Terms Aggregation excluding last vowels using Spanish analyze - Elasticsearch 6.4

I am trying to get keywords from a bunch of tweets in Spanish language. The thing is that when I get the results the last vowel in most words in the response is removed. Any idea of why is this happening?

Here is the query:

{
                "query": { 
                    "bool": {
                        "must": {
                            "terms": {
                                "full_text_sentiment": "positive"
                            }
                        },
                        "filter": {
                            "range": {
                                "created_at": {
                                    "gte": greaterThanTime,
                                    "lte": lessThanTime
                                }
                            }
                        }   
                    }
                },
                "aggs": {
                    "keywords": {
                        "terms": { "field": "full_text_clean", "size": 10}
                    }
                }
            }

The mapping is the following for the field:

"full_text_clean": {
                    "type": "text",
                    "analyzer": "spanish",
                    "fielddata": true,
                    "fielddata_frequency_filter": {
                        "min": 0.1,
                        "max": 1.0,
                        "min_segment_size": 10
                    },
                    "fields": {
                        "keyword": {
                            "type": "keyword",
                            "ignore_above": 512
                        }
                    }
                }

And this is the buckets in the response:

[ { key: 'aquí', doc_count: 3 },
  { key: 'deport', doc_count: 3 },
  { key: 'informacion', doc_count: 3 },
  { key: '23', doc_count: 2 },
  { key: 'corazon', doc_count: 2 },
  { key: 'dios', doc_count: 2 },
  { key: 'mexic', doc_count: 2 },
  { key: 'mujer', doc_count: 2 },
  { key: 'quier', doc_count: 2 },
  { key: 'siempr', doc_count: 2 }]

where "deport", should be "deporte", "mexic" should be "mexico", "quier" should be "quiero" etc.

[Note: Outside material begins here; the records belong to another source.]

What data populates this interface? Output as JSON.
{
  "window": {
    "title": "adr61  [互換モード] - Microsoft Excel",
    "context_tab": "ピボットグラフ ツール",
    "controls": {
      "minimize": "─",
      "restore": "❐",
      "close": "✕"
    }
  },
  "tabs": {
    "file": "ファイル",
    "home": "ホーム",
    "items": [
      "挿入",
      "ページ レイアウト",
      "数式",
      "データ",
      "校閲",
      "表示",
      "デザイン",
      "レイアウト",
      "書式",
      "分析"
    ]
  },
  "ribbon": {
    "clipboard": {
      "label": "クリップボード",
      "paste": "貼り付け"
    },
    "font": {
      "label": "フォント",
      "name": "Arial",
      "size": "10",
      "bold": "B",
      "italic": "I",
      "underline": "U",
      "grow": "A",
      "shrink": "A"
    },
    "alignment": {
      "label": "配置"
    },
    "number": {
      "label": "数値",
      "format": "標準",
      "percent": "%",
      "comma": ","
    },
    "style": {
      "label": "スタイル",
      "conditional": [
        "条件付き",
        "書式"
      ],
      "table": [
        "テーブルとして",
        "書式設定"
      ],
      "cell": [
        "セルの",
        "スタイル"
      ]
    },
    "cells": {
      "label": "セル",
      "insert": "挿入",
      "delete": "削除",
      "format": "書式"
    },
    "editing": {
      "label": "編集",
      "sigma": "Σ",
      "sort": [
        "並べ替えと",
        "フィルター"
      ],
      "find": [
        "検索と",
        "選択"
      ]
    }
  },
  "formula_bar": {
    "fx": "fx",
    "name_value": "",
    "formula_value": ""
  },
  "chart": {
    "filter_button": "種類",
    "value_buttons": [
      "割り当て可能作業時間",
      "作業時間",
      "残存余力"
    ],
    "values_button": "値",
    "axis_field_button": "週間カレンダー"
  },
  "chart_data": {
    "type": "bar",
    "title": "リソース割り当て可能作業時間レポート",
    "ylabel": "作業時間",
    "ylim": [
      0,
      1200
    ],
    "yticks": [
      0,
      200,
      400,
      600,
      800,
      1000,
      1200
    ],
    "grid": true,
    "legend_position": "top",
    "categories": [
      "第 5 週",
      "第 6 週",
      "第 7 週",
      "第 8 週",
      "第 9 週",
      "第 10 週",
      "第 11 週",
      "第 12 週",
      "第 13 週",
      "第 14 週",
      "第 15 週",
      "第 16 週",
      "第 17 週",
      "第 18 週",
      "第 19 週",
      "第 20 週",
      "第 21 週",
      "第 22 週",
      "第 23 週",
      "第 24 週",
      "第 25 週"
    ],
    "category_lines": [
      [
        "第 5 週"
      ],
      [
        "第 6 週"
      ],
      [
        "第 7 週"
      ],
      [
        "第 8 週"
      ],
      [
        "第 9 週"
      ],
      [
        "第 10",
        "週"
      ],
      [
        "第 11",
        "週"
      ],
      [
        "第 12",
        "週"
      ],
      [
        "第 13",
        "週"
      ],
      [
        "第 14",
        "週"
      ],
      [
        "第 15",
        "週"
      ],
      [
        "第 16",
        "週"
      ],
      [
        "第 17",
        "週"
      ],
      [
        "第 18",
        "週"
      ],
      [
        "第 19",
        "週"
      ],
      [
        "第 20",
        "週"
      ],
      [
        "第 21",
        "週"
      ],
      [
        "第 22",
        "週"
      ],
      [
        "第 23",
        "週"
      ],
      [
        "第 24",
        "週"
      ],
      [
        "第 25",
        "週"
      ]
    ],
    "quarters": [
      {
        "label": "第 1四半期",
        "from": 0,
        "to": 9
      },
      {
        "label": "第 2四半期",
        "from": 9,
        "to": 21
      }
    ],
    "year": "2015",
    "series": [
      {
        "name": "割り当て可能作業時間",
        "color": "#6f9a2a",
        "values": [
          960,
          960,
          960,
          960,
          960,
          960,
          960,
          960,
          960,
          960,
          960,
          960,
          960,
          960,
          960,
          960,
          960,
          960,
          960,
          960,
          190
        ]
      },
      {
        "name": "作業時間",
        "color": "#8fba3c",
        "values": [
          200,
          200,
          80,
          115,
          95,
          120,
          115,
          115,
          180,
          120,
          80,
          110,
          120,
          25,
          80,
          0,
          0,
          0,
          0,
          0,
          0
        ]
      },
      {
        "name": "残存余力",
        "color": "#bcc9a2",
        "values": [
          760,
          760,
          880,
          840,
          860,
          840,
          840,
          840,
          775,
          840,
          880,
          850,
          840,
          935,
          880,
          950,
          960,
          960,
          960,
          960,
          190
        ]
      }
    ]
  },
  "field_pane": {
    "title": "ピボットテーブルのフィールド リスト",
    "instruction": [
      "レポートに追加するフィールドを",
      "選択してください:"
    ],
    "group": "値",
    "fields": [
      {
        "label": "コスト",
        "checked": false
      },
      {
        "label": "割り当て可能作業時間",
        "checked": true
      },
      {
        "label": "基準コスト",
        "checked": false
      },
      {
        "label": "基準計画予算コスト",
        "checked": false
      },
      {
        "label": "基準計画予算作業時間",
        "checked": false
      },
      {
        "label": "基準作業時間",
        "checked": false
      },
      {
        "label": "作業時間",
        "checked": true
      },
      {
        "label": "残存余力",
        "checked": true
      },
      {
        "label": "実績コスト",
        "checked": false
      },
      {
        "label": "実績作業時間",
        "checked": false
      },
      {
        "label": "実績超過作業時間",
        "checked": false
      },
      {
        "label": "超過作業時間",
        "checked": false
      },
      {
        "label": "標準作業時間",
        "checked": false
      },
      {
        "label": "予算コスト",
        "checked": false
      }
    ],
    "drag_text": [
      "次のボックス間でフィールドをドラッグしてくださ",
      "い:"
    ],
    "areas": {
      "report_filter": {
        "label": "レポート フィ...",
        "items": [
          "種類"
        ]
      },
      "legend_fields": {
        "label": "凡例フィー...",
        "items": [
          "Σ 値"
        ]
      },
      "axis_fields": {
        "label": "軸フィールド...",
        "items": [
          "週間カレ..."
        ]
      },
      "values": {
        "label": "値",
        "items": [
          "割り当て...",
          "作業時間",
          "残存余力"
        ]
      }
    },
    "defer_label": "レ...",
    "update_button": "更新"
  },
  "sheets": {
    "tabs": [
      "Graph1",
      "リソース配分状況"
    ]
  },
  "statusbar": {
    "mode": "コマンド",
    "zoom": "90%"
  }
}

Any idea of what is happening

Thank you!

Hey,

try using the analyze API with the spanish analyzer on some terms. The analyze API is doing the same steps that are done when a field of a document is split into terms and shows which terms are stored in the inverted index - as those are the ones that are also used in the aggregation response.

I suppose the spanish analyzer is playing a role here. You might want to test with the standard analyzer for comparison.

--Alex

Hello Alexander,

Thank you very much for your response.
I already tried that and yes, it is because of the analyzer as I show below:

This is the test request:

GET _analyze
{
  "analyzer" : "spanish",
  "text" : "pero no puedo decir nada de deportes. Quiero que esto suceda en México"
}

And this is the response:

"tokens": [
    {
      "token": "pued",
      "start_offset": 8,
      "end_offset": 13,
      "type": "<ALPHANUM>",
      "position": 2
    },
    {
      "token": "decir",
      "start_offset": 14,
      "end_offset": 19,
      "type": "<ALPHANUM>",
      "position": 3
    },
    {
      "token": "deport",
      "start_offset": 28,
      "end_offset": 36,
      "type": "<ALPHANUM>",
      "position": 6
    },
    {
      "token": "quier",
      "start_offset": 38,
      "end_offset": 44,
      "type": "<ALPHANUM>",
      "position": 7
    },
    {
      "token": "suced",
      "start_offset": 54,
      "end_offset": 60,
      "type": "<ALPHANUM>",
      "position": 10
    },
    {
      "token": "mexic",
      "start_offset": 64,
      "end_offset": 70,
      "type": "<ALPHANUM>",
      "position": 12
    }
  ]

It comes with the same issue. Any idea of how to solve it? I would like to keep using the analyzer in order to remove stop words, but with this issue, I cannot disseminate any functionality.

-- Horacio

you could use a stop analyzer with your own custom set of stopwords or take a look at the stop tokenfilter, which can be configured to use spanish stopwords.

hope that helps.

--Alex

Turns out, that it is the stemmer in the Spanish analyzer, I just redefined and skipped the stemmer section

This topic was automatically closed 28 days after the last reply. New replies are no longer allowed.